In essence, a cohort serves as an immutable set of specific sequencing groups. Users can create cohorts based on various criteria such as project/dataset names, inclusion/exclusion of specific sequencing groups, sample type, sequencing group type, or by referencing a previous cohort ID. To create a cohort, users must specify a name, description, and either a template ID or a set of cohort criteria.
Cohort Example:
Cohort ID: COH501
Name: ExomeCohortABC
Description: All exomes in Dataset A, B, and C, as of Batch 15 processed on 24/08/24
Template ID: TEMPLATE12
What is a cohort template?#
A cohort template serves as a predefined set of criteria used for creating cohorts.

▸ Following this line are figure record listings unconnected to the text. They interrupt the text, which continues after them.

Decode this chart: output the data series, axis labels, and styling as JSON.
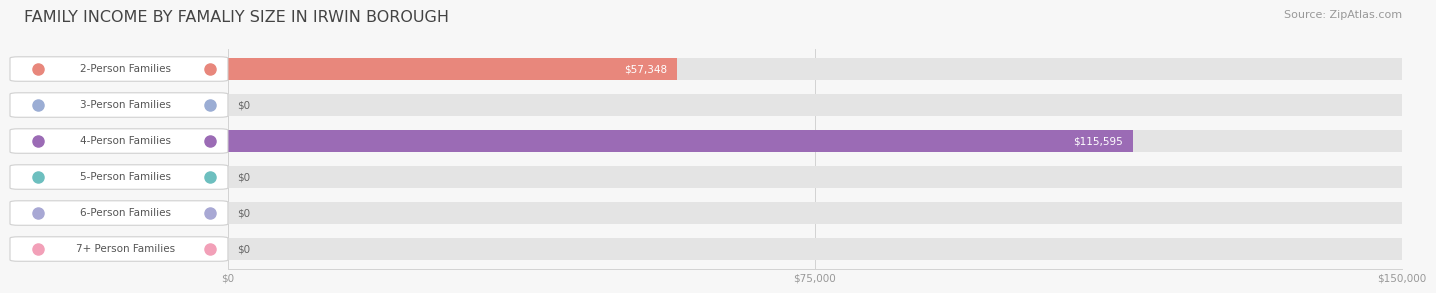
{
  "title": "FAMILY INCOME BY FAMALIY SIZE IN IRWIN BOROUGH",
  "source": "Source: ZipAtlas.com",
  "categories": [
    "2-Person Families",
    "3-Person Families",
    "4-Person Families",
    "5-Person Families",
    "6-Person Families",
    "7+ Person Families"
  ],
  "values": [
    57348,
    0,
    115595,
    0,
    0,
    0
  ],
  "bar_colors": [
    "#E8877C",
    "#9BADD4",
    "#9B6BB5",
    "#6DBFBF",
    "#A8A8D4",
    "#F2A0B8"
  ],
  "value_labels": [
    "$57,348",
    "$0",
    "$115,595",
    "$0",
    "$0",
    "$0"
  ],
  "value_label_inside_color": "#ffffff",
  "value_label_outside_color": "#666666",
  "xlim": [
    0,
    150000
  ],
  "xticks": [
    0,
    75000,
    150000
  ],
  "xtick_labels": [
    "$0",
    "$75,000",
    "$150,000"
  ],
  "background_color": "#f7f7f7",
  "bar_bg_color": "#e4e4e4",
  "label_box_color": "#ffffff",
  "label_text_color": "#555555",
  "title_fontsize": 11.5,
  "source_fontsize": 8,
  "bar_label_fontsize": 7.5,
  "axis_label_fontsize": 7.5,
  "cat_label_fontsize": 7.5
}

It encapsulates the specific conditions or filters that define a cohort’s composition. Templates are stored in the system and can be reused to generate cohorts with consistent criteria.
Each template typically includes parameters or rules for selecting sequencing groups (SGs) based on various factors such as project/dataset names, metadata attributes, inclusion/exclusion criteria, or referencing a previous cohort ID. By defining templates, users can streamline the cohort creation process and ensure consistency in cohort definitions across analyses.

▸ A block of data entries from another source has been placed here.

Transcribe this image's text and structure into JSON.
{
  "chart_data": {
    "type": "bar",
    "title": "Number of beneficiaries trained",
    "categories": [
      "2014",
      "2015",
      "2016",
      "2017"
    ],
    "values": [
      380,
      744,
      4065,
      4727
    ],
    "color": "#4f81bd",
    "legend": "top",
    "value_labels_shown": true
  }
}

Templates enhance efficiency and reproducibility by allowing users to quickly create cohorts with predefined criteria. They serve as a blueprint for cohort creation, enabling users to apply consistent selection criteria to different subsets of sequencing data. Additionally, templates facilitate collaboration and knowledge sharing by providing a standardized approach to cohort generation within the system.
Template Example:
Template ID: TMPL123
Name: ExomeABCTemplate
Description: Dataset A, B, and C Exomes
Cohort Criteria: {projects: [’A’, ‘B’, ‘C’], sg_type: [’exome’]}
How can I create a cohort?#
Recommended#
Use the create custom cohort script create_custom_cohort.py
Input all specified parameters, including your desired cohort name, template ID, or criteria.
Example From Existing Template:
analysis-runner
--dataset example-dataset --description "Create Cohort X"
--output-dir "example-dataset" --access-level standard
scripts/create_custom_cohort.py --project example-dataset
--name ExomeCohortABC --description "March Run, TMP123, all the exomes in ABC"
--template TMPL123
Example From Criteria:
analysis-runner \
--dataset example-dataset --description "Create Cohort X" \
--output-dir "example-dataset" --access-level standard \
scripts/create_custom_cohort.py --project example-dataset \
--name ExomeCohortABC --description "March Run, All exomes in ABC" \
--projects "projectA" "projectB" "projectC" --sg-types "exome"
Swagger Page#
Create a template using the /cohort/{project}/cohort_template endpoint and pass the returned template ID to the /cohort/{project}/cohort endpoint.
Alternatively, you can use the create cohort endpoint directly.